Jonah raised his eyebrows. ‘Sounds rude.'

Con turned and gave him a look. ‘It's a German word, means art chamber.'

‘A collection of curiosities and wonder. That's how Blackland spoke of it. He was so enthusiastic …' Maya sighed. ‘Enthusiastic for me too, I found out. But I did not feel the same.' She shrugged, suddenly quite matter of fact. ‘After he realised that, he started to threaten me.' A haunted look crossed her eyes, and her fingers traced absently against the cut on her cheek. ‘Threatened me often.'

‘Threatened how?' asked Jonah.

‘He said he would hurt me, or maybe send me back home.' She sighed, looked down at the floor. ‘The police wish to speak to me. A tutor I was close to
disappeared, and they learned that he was a member of a secret occult group. A group for whom I had done work sometimes, translating old books on demonology and witchcraft, breaking encrypted spells and blessings …'

Con nodded. ‘So you're interested in black magic and stuff?'

A gleam stole into Maya's eyes as she smiled. ‘I love all the ritual of it. All the rules and the ceremony. The
drama
…'

‘The danger?' Jonah ventured.

‘You believe those lurid tabloid stories, the scary Hollywood films.' Maya looked disappointed. ‘The words and the rulings of the occult arts are not dangerous in themselves. As with the rulings of any belief system, it is the men who interpret them who are dangerous.' She leaned forward in the chair. ‘Compare the atrocities done in the name of organised religions through the ages with those committed in the name of dark magic. Which cause has inflicted more suffering on a global scale?'

Con got them back on-topic. ‘I take it Blackland was a member of this society too?' Maya nodded. ‘But surely, if he smuggled you into America, by sending you back he'd be incriminating himself?'

‘It would not be the police who would deal with me.' Maya looked away. ‘And since I have no living relatives, I have few places I can turn for protection.'

Suppose we can all relate to that
, thought Jonah.

‘Is my questioning completed?' Maya asked. ‘There are many things I would like to ask you …'

‘Perhaps later,' said Con, rising from the sofa with a
furtive glance to the hidden camera. ‘Or perhaps not.
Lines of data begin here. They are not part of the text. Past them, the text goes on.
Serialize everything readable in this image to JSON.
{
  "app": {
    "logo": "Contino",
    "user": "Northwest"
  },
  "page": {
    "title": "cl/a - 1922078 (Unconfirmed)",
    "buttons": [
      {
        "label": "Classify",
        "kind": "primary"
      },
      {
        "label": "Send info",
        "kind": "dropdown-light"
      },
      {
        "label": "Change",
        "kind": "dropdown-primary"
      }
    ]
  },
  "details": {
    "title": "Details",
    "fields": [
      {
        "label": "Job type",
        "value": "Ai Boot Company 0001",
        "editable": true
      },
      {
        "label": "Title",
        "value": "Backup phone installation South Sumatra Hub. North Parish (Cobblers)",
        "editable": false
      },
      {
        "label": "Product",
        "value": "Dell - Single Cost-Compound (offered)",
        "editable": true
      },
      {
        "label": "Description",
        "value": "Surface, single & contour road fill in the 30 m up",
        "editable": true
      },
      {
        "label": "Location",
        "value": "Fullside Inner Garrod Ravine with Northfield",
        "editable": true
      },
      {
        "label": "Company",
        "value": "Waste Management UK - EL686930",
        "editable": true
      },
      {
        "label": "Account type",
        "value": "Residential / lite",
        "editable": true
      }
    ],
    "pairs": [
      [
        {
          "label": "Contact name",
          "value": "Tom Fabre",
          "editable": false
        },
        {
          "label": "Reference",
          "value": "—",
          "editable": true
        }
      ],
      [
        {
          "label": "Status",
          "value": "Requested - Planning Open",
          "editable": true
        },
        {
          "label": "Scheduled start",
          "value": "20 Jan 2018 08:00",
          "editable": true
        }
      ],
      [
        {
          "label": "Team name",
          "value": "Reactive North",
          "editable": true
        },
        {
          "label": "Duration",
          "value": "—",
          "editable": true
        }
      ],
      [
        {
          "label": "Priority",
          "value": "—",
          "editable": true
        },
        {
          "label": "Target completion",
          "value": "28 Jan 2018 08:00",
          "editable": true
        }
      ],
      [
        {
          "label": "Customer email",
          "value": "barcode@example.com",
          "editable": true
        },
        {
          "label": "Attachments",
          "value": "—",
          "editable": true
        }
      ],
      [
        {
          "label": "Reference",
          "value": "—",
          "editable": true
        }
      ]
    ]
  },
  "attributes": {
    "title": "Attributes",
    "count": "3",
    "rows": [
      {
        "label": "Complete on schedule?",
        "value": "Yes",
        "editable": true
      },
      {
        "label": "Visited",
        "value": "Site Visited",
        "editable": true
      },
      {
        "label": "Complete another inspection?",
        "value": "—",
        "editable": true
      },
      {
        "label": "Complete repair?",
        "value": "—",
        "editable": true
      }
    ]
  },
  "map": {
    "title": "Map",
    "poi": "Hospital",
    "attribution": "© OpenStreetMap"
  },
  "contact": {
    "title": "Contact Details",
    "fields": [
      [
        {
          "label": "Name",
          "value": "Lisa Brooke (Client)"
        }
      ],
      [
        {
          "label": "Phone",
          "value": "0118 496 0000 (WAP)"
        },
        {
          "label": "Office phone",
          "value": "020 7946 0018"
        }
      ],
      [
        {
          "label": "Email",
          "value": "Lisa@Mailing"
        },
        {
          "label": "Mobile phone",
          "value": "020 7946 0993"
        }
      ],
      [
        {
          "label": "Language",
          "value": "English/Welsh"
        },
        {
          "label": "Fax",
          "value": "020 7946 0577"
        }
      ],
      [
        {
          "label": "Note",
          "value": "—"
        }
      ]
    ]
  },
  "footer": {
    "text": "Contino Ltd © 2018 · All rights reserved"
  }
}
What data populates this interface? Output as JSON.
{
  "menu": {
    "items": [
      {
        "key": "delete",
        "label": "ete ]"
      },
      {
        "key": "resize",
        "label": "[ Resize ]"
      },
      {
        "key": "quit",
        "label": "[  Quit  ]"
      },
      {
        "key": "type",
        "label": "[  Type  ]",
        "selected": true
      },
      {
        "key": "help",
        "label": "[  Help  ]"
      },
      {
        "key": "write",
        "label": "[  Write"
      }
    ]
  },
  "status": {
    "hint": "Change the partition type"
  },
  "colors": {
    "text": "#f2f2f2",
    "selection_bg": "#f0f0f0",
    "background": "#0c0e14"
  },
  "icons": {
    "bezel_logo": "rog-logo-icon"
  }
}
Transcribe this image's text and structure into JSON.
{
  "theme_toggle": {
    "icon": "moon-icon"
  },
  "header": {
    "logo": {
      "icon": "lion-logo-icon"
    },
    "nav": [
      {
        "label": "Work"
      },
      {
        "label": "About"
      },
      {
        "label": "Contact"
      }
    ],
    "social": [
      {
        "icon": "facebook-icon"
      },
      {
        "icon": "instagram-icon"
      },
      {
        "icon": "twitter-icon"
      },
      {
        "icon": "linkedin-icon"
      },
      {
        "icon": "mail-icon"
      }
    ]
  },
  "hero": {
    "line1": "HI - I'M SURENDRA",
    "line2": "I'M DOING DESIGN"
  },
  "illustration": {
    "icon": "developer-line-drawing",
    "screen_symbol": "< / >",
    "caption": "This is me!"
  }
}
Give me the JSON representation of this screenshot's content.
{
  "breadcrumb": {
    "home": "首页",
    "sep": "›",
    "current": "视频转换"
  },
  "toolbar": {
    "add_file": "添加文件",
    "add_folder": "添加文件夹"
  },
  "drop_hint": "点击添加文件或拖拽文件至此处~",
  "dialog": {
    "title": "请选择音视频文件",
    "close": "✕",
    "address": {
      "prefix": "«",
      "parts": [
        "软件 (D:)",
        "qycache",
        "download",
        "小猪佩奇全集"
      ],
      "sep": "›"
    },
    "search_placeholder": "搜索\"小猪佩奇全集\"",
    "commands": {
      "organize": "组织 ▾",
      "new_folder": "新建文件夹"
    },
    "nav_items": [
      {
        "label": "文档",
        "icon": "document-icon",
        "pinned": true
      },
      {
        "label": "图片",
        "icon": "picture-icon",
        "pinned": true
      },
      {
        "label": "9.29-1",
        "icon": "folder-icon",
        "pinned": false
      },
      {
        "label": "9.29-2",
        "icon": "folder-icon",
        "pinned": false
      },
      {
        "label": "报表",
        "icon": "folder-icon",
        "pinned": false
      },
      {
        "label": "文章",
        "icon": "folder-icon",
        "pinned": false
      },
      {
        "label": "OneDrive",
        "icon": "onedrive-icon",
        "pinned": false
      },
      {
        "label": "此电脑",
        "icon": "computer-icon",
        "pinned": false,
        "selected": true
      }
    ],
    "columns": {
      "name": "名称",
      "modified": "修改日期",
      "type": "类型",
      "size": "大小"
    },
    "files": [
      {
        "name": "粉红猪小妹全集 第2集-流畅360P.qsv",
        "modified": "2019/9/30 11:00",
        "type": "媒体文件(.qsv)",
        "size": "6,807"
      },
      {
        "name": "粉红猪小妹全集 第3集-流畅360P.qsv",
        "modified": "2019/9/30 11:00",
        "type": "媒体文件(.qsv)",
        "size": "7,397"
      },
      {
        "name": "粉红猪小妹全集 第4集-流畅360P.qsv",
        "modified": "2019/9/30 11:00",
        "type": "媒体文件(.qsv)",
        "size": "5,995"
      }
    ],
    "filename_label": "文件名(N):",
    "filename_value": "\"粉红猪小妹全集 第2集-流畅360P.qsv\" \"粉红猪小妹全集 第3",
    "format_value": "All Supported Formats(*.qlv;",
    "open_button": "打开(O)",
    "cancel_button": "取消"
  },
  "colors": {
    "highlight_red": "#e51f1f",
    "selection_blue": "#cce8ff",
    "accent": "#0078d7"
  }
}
We shall see, yes?'

Maya looked at Jonah and smiled again. ‘I hope so.'

‘Well, Tye?' Coldhardt enquired, as Maya's image flicked off from the several screens.

I don't like the way she looks at Jonah
, was Tye's most forthright reaction. When someone was lying and feeling uncomfortable they would often turn their head or body away from their questioner, their hands and arms giving them away with stiff, self-directed gestures. But Maya was mirroring Jonah's own posture – a sign that she was interested in him.
Keep it clinical
, Tye warned herself, trying to quell her unease.
You've got nothing to worry about with Jonah, but if Coldhardt's got doubts about any of us, and I turn in a sloppy job
…

‘No alarm bells ringing here,' she said, almost reluctantly. ‘No real hesitation in Maya's replies, no overly defensive responses, nothing to suggest she's recalling what she's already said ahead of answering, plenty of eye contact …' Tye paused. There was a lot more to her human polygraph act than simply reading body language. That stuff she thought of as supporting evidence for her gut instinct; the same instinct that had kept her alive in her smuggling days. But Tye knew Coldhardt preferred opinions to be backed up with facts, so she continued with the surface stuff: ‘Maya usually glanced to her left when recalling precise detail. As a right-handed person, she'd be more likely to look to her right if she was making it up.'

Coldhardt nodded brusquely. ‘In short, then, you would say the signs add up to someone who is telling the truth?'

‘Yes,' said Tye.

‘Good,' said Coldhardt. ‘That tallies with my own observations. Nothing in Maya's behaviour so far has seemed suspicious. But for the time being she will continue to be looked after in the Chamonix safe house, away from the heart of my organisation. And I will continue my excavations into her past.' He nodded decisively. ‘They may throw light on her future.'

‘I guess with a man who's been dead thirty years back on the scene,' said Motti, ‘it's not a great time to take chances on stray girls.'

‘Like each of you in the past, she must prove herself. She and Jonah can work together on translating the Guan Yin manuscript files.'

Nice and cosy
. Tye frowned. ‘Is the safe house secure enough? I mean, if you're expecting possible trouble –'

‘Entrance to the block is secured by fingerprint and retinal scan,' Motti informed her. ‘And the windows are made with aluminium oxynitride, capable of keeping out point-fifty calibre armour piercing rounds. Each room is fitted with panic screens – vanadium steel shutters that block the doorway in response to a key phrase –'

‘It's secure,' Patch translated.

‘At all times there will be back-up for Jonah present in the safe house.' Coldhardt looked at Tye. ‘Con can remain there overnight, then the rest of you for twelve-hour shifts. Devise a rota.'

She nodded.
Starting with me
. ‘Got it.'

‘For now, you may all go and rest.'

They rose to go.

‘One last thing. The acquisition of the Guan Yin manuscript marks the starting point of a journey … a dangerous journey, no doubt, but one that may prove to be the most important of my life, and of yours.' Coldhardt looked at each of them in turn. ‘If Heidel has truly returned … if this proof of which he speaks means what I think it does …' He trailed off, eyes clouding as he stared into the darkness of the TV screens. ‘We must be strong. All of us.'

Tye swapped uneasy glances with Motti and Patch. They lingered for any more pronouncements, but Coldhardt remained silent. The hum of the strip lights, the distant rush of the air-con systems, all the background noise of the hub seemed somehow alien and amplified as they waited.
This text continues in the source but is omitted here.